Ne consegue che il giudice di merito non potrà assumere come base di calcolo per la determinazione del compenso le esposizioni di detta parcella contestate dal debitore. Spetterà, quindi, all’avvocato che agisca per ottenere soddisfacimento di crediti inerenti ad attività asseritamente prestata a favore del cliente, l’onere di dimostrare l’an del credito vantato e l’entità delle prestazioni eseguite al fine di consentire la determinazione quantitativa del suo compenso, senza che a tal fine spieghi rilevanza probatoria la parcella predisposta dal professionista nell’ordinario giudizio di cognizione (Cass. Sez. 3, Sentenza n. 5884 del 17/03/2006; Cass. Sez. 2, Sentenza n. 3627 del 13/04/1999; Cass.

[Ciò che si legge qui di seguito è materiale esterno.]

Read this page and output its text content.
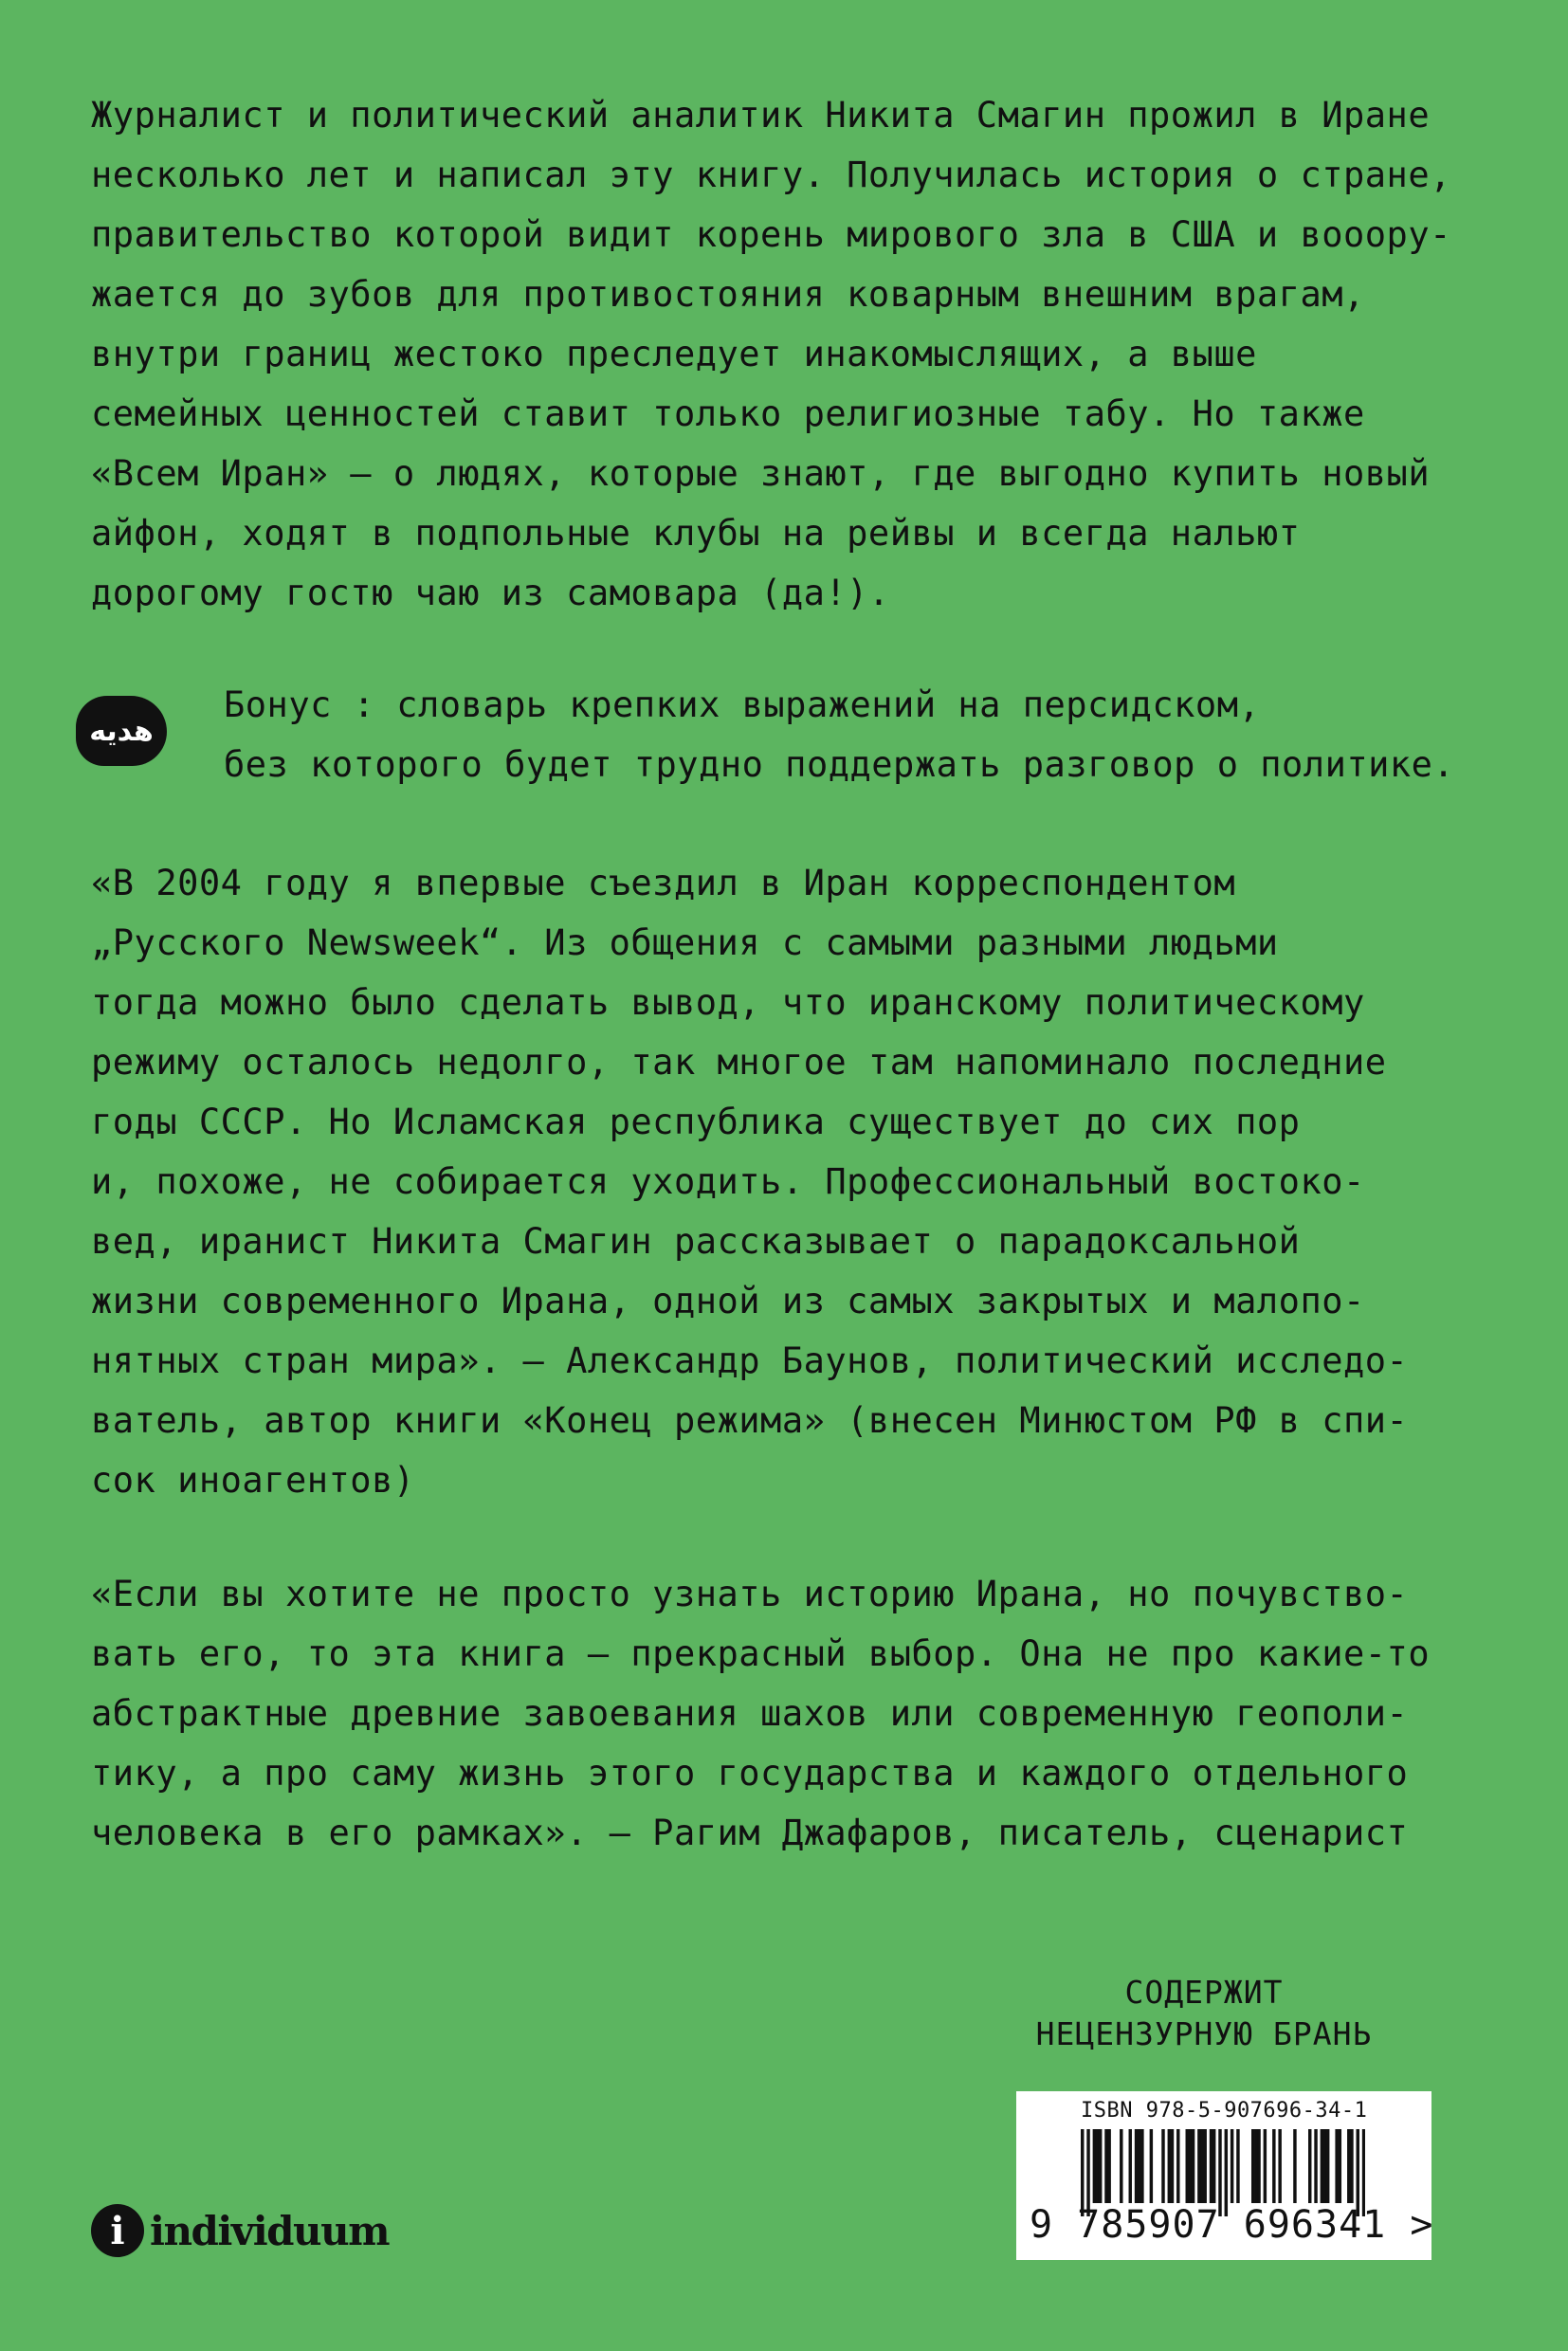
Журналист и политический аналитик Никита Смагин прожил в Иране
несколько лет и написал эту книгу. Получилась история о стране,
правительство которой видит корень мирового зла в США и вооору-
жается до зубов для противостояния коварным внешним врагам,
внутри границ жестоко преследует инакомыслящих, а выше
семейных ценностей ставит только религиозные табу. Но также
«Всем Иран» – о людях, которые знают, где выгодно купить новый
айфон, ходят в подпольные клубы на рейвы и всегда нальют
дорогому гостю чаю из самовара (да!).
هدیه
Бонус : словарь крепких выражений на персидском,
без которого будет трудно поддержать разговор о политике.
«В 2004 году я впервые съездил в Иран корреспондентом
„Русского Newsweek“. Из общения с самыми разными людьми
тогда можно было сделать вывод, что иранскому политическому
режиму осталось недолго, так многое там напоминало последние
годы СССР. Но Исламская республика существует до сих пор
и, похоже, не собирается уходить. Профессиональный востоко-
вед, иранист Никита Смагин рассказывает о парадоксальной
жизни современного Ирана, одной из самых закрытых и малопо-
нятных стран мира». – Александр Баунов, политический исследо-
ватель, автор книги «Конец режима» (внесен Минюстом РФ в спи-
сок иноагентов)
«Если вы хотите не просто узнать историю Ирана, но почувство-
вать его, то эта книга – прекрасный выбор. Она не про какие-то
абстрактные древние завоевания шахов или современную геополи-
тику, а про саму жизнь этого государства и каждого отдельного
человека в его рамках». – Рагим Джафаров, писатель, сценарист
СОДЕРЖИТ
НЕЦЕНЗУРНУЮ БРАНЬ
i individuum
ISBN 978-5-907696-34-1
9 785907 696341 >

Sez. 2, Sentenza n. 1513 del 19/02/1997).
La non vincolatività del parere del Consiglio dell’Ordine
Peraltro, osserva la Corte di legittimità che da una parte il parere di congruità sulla liquidazione degli onorari corrisponde ad una funzione istituzionale dell’organo professionale e consiste in un atto soggettivamente ed oggettivamente amministrativo autoritativo, che modifica la situazione giuridica precedente avendo effetti costitutivi per il richiedente (consentendogli di promuovere la procedura monitoria ex artt. 633 e 636 c.p.c.).
Dall’altra, va tuttavia sempre ricordato come il parere del consiglio dell’ordine attesta unicamente la conformità della parcella stessa alla tariffa legalmente approvata ma non prova ex se l’effettiva esecuzione delle prestazioni in essa indicate, giacché la presunzione di veridicità da cui è assistita la parcella riconosciuta congrua non esclude né inverte l’onere probatorio che incombe sul professionista creditore.